DAZN, the sports streaming group backed by billionaire investor Leonard Blavatnik, racked up pre-tax losses of $ 1.3bn in the first year of the pandemic as coronavirus disrupted the sporting calendar.
The so-called Netflix of sports has agreed billion-dollar deals to broadcast live sports, such as a € 2.5bn three-year deal to screen Italy’s Serie A, as it seeks to compete against traditional broadcasters including Sky and ESPN. It also sought to strike a deal for UK sports streaming platform BT Sport.
But the London-based company remains reliant on Blavatnik’s Access Industries, its majority shareholder, for funding. Last week Access agreed a $ 4.3bn recapitalization of DAZN that has left the group debt free.
DAZN is planning its next steps after its talks to acquire BT Sport, which broadcasts the English Premier League and Uefa Champions League football competitions in the UK, collapsed.
It is considering expanding into new business areas, including betting and gaming, in search of profitability and last month appointed Shay Segev, former head of the gambling group Entain, as chief executive.
In delayed accounts for the year to December 2020, revenue rose to $ 871.8mn from a restated $ 819.0mn the previous year, according to a Companies House filing. Its accounts for 2021 are due by the end of September.
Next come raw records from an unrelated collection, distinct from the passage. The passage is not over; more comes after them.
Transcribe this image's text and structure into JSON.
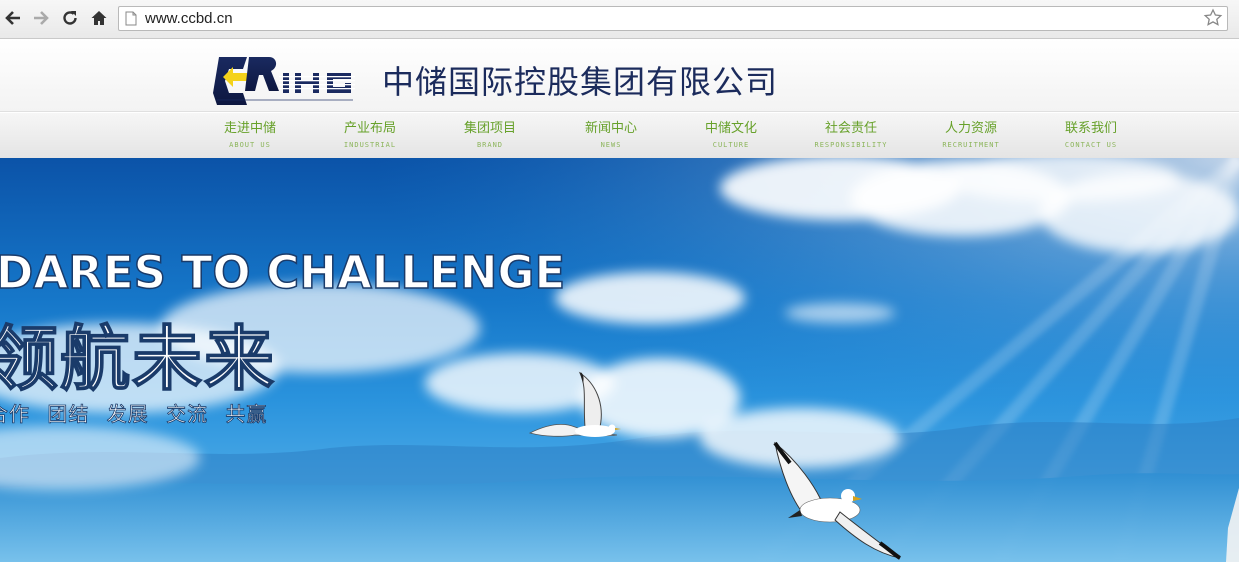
{
  "browser": {
    "url": "www.ccbd.cn"
  },
  "site": {
    "logo_text": "CRIHG",
    "company_name": "中储国际控股集团有限公司"
  },
  "nav": [
    {
      "cn": "走进中储",
      "en": "ABOUT US"
    },
    {
      "cn": "产业布局",
      "en": "INDUSTRIAL"
    },
    {
      "cn": "集团项目",
      "en": "BRAND"
    },
    {
      "cn": "新闻中心",
      "en": "NEWS"
    },
    {
      "cn": "中储文化",
      "en": "CULTURE"
    },
    {
      "cn": "社会责任",
      "en": "RESPONSIBILITY"
    },
    {
      "cn": "人力资源",
      "en": "RECRUITMENT"
    },
    {
      "cn": "联系我们",
      "en": "CONTACT US"
    }
  ],
  "banner": {
    "slogan_en": "DARES TO CHALLENGE",
    "slogan_cn": "领航未来",
    "values": "合作 团结 发展 交流 共赢"
  },
  "colors": {
    "nav_text": "#67a12a",
    "company_name": "#1b2b5c",
    "banner_sky": "#1677c9"
  }
}
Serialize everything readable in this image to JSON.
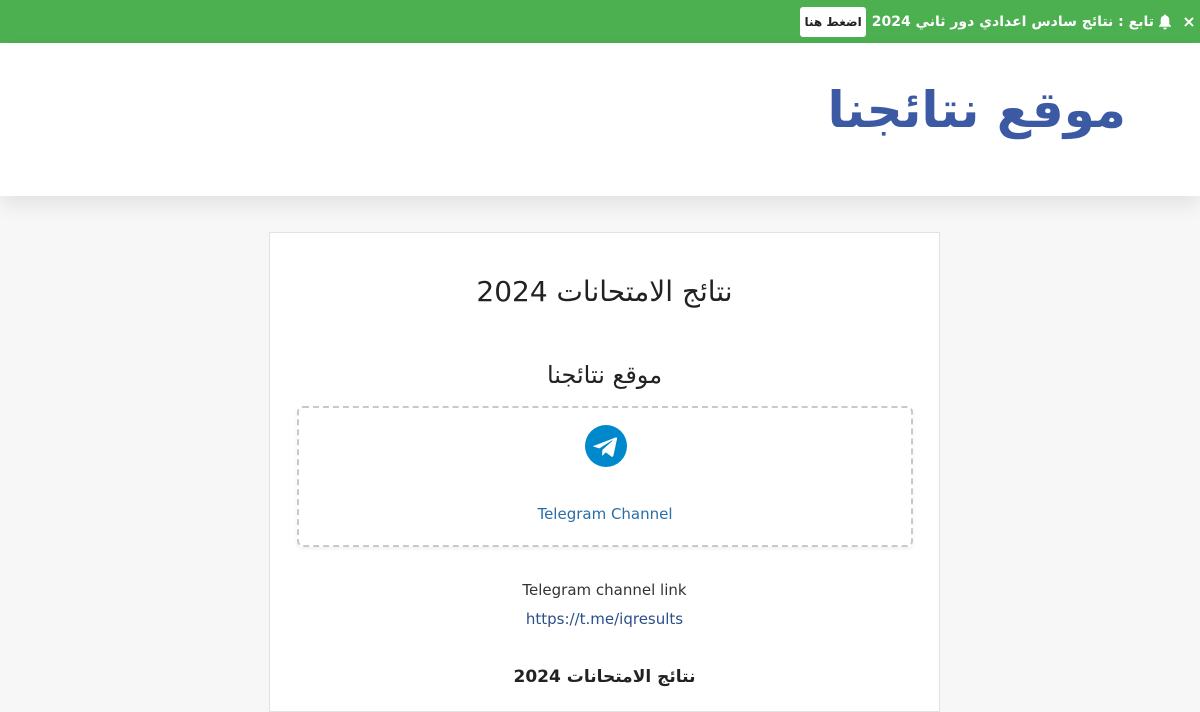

DAZN’s net loss of $ 1.3bn in 2020 was lower than the $ 1.4bn recorded the previous year.
The group said it had suffered as customers ditched subscriptions when sports suspended play from March to July 2020 as the pandemic took hold and governments rolled out measures to limit the spread of the virus.
“When sports content resumed in the latter half of the year, the group saw improved subscriber and revenue growth,” the accounts said. This boosted subscriber revenues.
Operating costs fell almost 27 per cent to $ 2bn, primarily because DAZN spent less on the rights to broadcast sports as a result of rebates and contract terminations during the pandemic.